As a partner in a stockbrokers’ business, Corri had been a wealthy man, counting multimillionaire diamond magnates Barney Barnato, Jack and Solly Joel and Sir Abe Bailey among his clients and intimate friends. But at the outbreak of World War One he closed the business and entered an ill-fated bookmaking partnership. He was bankrupted in 1921.

Now in his 60s, his status in the boxing world was undiminished, but he would struggle financially for the rest of his days. On meeting Corri in Fleet Street in the 1920s, an old journalist friend was shocked by his “shabby clothes and general down at heel appearance”, later writing: “When I contrasted his deplorable clothes with those he wore when last I had seen him, I just could not believe my eyes.”

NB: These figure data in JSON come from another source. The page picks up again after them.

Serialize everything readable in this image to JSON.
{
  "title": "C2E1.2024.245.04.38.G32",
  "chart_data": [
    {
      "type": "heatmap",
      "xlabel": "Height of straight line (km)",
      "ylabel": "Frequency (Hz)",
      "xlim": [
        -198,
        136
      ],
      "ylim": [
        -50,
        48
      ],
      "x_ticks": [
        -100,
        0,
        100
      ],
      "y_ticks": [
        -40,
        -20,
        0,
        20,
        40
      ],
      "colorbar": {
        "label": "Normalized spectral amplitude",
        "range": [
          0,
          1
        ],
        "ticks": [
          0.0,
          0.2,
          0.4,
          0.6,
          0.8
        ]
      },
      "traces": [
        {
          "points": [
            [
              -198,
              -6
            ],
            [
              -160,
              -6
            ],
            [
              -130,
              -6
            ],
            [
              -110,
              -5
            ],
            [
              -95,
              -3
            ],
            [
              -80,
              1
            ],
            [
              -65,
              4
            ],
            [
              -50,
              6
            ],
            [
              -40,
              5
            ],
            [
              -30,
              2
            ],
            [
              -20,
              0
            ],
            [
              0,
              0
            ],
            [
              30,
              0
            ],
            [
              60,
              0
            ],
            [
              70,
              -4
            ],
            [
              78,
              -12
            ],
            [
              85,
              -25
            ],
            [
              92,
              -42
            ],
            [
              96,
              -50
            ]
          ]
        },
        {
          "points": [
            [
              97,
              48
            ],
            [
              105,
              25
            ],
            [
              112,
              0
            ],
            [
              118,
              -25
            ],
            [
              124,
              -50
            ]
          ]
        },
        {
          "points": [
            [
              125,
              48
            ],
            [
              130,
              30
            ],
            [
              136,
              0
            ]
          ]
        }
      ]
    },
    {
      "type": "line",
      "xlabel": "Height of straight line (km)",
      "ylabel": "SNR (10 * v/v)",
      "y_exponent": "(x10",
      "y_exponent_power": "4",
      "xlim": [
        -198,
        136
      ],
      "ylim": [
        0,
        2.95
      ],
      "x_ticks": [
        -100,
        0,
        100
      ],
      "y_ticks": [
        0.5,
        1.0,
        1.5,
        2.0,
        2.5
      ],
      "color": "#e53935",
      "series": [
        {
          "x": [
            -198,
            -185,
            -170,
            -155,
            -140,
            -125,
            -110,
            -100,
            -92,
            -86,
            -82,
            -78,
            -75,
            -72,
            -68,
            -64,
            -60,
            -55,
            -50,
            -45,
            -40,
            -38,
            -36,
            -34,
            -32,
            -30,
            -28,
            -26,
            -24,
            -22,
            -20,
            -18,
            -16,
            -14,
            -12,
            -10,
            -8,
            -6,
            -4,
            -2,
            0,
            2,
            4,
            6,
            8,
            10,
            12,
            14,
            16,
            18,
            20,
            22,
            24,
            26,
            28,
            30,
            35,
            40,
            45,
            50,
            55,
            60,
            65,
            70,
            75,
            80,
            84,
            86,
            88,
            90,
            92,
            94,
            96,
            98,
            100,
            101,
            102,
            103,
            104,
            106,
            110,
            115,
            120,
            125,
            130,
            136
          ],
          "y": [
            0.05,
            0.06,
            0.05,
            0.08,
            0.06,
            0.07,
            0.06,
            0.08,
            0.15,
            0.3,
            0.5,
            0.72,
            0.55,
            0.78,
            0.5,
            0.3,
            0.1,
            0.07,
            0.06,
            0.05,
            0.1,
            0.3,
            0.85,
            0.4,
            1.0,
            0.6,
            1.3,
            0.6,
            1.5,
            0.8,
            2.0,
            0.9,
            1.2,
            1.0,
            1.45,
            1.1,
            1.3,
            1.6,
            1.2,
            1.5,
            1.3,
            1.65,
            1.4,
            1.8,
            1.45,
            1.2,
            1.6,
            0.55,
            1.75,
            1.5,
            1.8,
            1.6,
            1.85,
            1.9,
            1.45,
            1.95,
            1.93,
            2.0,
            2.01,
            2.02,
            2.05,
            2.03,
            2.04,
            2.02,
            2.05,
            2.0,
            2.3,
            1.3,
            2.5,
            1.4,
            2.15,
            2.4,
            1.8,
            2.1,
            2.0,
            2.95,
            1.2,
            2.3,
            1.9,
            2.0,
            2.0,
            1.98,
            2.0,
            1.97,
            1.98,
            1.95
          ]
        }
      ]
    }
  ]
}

But Corri remained cheerful and stoic in spite of his ill fortune. He suffered ailing health in his final years, but managed to publish his last memoir, Fifty Years in the Ring, in 1933. When he died at his home in Southend that December, the sporting and national press were full of praise. A headline splashed across the back page of the Daily Mirror encapsulated his position in sport. It read: “Eugene Corri, King of Boxing Referees.”